I agree with the majority that fundamental to the continuous treatment doctrine is a course of treatment established with respect to the medical condition that gave rise to the underlying medical malpractice claim. I respectfully disagree with the majority’s determination that, as a matter of law, plaintiffs visits prior to the filing of the notice of claim were of a routine nature and not related to plaintiffs medical condition at issue. I submit that a review of the medical records proffered on this appeal, particularly those regarding plaintiff’s visits on October 24, 1989, December 8, 1989 and September 19, 1990, are sufficient to raise factual issues as to whether these visits dealt with plaintiff’s alleged birth-related injuries, thus precluding summary relief. Specific references to the slow, involuntary movement of plaintiff’s left extremities, his need for speech, hearing and occupational therapies and his cerebral palsy demonstrate issues, at the very least, as to whether New York City Health and Hospitals Corporation (HHC) was continually monitoring and assessing the nature, extent and progression of the very injuries at issue during these “routine” visits.
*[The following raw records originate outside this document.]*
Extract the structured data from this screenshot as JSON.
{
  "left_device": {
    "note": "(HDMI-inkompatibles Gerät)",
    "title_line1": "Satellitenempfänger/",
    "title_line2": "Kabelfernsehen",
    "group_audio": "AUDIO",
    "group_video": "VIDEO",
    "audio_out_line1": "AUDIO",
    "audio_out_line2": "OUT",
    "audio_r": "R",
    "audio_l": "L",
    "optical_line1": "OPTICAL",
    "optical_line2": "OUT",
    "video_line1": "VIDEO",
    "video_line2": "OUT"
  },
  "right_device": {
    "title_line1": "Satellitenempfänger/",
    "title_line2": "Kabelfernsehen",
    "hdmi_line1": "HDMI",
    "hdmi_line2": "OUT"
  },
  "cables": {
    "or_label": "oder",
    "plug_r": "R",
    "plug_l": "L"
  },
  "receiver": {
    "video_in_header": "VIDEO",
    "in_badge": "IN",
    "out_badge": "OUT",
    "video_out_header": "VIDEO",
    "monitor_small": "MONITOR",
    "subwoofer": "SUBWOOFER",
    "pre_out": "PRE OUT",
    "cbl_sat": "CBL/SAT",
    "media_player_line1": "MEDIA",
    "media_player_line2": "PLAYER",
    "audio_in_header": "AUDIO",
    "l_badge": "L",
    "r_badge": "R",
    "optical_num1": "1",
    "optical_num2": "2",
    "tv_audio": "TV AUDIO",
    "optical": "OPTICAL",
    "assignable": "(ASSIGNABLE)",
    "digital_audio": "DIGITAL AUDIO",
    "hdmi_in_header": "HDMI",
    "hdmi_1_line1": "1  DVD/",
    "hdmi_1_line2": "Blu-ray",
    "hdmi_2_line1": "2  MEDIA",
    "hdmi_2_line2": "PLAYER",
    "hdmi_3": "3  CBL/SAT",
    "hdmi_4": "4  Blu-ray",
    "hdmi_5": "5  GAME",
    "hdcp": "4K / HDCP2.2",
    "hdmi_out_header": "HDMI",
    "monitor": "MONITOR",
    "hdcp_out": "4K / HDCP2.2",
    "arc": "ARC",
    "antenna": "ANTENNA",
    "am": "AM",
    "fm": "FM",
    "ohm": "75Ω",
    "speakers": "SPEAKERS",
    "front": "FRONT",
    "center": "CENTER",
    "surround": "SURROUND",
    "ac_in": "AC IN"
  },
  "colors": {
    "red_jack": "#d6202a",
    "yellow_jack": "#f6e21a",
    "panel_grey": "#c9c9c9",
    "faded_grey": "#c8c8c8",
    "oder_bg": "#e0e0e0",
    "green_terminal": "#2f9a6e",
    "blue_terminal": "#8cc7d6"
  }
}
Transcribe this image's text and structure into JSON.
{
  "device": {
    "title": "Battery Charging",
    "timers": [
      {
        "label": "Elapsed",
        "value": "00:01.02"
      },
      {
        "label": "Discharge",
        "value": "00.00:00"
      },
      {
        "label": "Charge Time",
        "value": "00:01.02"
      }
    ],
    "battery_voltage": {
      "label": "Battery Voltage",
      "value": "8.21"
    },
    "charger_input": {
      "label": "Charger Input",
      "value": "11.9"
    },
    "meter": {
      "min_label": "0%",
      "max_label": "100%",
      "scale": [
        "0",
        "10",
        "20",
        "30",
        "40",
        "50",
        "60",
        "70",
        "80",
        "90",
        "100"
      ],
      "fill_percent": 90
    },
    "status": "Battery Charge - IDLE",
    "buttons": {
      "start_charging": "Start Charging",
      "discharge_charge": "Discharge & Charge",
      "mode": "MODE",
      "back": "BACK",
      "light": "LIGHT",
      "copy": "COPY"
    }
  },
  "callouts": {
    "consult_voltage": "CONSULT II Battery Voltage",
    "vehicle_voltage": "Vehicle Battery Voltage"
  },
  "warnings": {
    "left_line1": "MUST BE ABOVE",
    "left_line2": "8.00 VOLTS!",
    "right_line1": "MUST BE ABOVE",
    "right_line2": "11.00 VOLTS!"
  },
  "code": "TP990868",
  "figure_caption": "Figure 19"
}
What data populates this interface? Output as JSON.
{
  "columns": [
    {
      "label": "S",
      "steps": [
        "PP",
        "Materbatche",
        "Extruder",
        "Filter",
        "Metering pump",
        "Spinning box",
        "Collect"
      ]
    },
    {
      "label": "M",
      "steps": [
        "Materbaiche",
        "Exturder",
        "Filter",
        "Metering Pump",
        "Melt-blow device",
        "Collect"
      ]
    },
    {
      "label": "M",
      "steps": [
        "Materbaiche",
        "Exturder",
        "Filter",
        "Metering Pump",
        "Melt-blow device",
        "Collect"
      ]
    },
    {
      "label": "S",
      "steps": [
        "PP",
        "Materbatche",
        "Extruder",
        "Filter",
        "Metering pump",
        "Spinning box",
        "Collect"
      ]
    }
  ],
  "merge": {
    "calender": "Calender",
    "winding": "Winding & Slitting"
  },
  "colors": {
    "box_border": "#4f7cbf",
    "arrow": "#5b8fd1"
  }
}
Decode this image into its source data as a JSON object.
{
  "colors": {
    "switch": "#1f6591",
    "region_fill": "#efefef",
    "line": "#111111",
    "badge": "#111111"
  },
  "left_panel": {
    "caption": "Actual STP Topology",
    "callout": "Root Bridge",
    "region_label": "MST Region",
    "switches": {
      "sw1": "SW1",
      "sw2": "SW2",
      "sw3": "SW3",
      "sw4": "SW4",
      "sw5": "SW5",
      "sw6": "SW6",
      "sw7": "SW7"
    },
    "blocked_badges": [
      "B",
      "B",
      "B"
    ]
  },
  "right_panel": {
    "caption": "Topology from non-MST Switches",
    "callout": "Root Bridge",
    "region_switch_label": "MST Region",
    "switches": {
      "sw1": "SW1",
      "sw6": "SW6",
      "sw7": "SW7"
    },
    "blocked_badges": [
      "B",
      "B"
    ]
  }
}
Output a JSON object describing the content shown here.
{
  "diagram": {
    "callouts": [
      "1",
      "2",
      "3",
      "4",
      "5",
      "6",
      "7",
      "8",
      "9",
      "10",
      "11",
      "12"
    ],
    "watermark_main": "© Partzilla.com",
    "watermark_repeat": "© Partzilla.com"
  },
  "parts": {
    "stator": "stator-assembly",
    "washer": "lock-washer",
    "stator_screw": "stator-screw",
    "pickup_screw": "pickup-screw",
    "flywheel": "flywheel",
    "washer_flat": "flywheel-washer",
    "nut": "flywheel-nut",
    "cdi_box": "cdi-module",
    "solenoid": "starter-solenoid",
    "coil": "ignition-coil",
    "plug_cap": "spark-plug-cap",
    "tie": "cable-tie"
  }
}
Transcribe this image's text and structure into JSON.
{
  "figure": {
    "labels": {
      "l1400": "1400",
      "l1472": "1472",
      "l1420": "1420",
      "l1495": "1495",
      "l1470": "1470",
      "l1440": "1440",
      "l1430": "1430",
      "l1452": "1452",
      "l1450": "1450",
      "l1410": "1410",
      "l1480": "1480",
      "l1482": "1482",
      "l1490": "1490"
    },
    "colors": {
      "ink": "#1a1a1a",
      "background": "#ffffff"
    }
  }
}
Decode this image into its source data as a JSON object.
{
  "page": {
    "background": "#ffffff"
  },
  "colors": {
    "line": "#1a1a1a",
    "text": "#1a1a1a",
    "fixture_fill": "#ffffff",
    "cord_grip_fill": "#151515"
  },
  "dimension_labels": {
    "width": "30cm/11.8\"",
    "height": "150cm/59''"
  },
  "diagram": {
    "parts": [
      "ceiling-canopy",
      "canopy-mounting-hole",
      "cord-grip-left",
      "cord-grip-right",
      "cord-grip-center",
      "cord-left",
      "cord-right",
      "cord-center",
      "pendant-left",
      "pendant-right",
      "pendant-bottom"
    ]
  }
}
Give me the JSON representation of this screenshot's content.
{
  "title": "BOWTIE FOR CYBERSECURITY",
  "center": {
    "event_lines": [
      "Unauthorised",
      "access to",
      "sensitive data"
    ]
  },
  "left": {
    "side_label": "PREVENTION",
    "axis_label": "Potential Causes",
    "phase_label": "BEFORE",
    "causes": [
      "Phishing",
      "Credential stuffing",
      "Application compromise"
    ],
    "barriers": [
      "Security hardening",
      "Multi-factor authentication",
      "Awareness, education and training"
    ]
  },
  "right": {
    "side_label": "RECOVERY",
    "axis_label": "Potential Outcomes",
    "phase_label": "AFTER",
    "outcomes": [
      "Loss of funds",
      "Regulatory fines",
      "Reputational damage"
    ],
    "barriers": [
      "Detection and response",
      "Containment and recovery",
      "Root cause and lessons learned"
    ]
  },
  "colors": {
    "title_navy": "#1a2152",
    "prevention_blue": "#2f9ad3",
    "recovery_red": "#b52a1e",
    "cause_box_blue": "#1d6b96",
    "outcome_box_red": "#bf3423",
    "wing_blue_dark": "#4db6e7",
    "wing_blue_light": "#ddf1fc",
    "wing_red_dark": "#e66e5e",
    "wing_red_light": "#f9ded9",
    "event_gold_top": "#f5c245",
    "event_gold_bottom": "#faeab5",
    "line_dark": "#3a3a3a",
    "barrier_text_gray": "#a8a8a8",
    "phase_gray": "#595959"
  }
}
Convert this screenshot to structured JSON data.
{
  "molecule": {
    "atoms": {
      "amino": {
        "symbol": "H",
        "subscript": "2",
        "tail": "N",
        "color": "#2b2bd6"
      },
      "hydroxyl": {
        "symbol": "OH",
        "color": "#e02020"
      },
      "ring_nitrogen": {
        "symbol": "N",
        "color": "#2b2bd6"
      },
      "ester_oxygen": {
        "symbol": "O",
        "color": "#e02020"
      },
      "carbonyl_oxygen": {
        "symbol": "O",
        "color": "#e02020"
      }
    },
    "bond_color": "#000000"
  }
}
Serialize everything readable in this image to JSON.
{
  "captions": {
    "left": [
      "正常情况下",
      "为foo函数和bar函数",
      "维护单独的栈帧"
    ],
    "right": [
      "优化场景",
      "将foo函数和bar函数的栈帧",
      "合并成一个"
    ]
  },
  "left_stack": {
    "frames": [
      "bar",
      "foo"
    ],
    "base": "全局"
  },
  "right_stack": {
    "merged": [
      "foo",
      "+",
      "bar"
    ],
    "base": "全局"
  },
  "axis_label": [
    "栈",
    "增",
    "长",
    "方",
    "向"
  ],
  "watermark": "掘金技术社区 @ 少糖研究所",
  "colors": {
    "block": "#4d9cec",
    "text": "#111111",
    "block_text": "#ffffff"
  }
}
Accordingly, I would affirm the IAS court’s denial of HHC’s motion for summary judgment.
Nardelli, J.P., and Williams, J., concur with Tom, J.; Lerner, J., dissents in a separate opinion.
Order, Supreme Court, Bronx County, entered April 10, 2001, reversed, on the law, without costs, and defendant’s motion to dismiss the complaint granted. The Clerk is directed to enter judgment in favor of defendant-appellant dismissing the complaint as against it.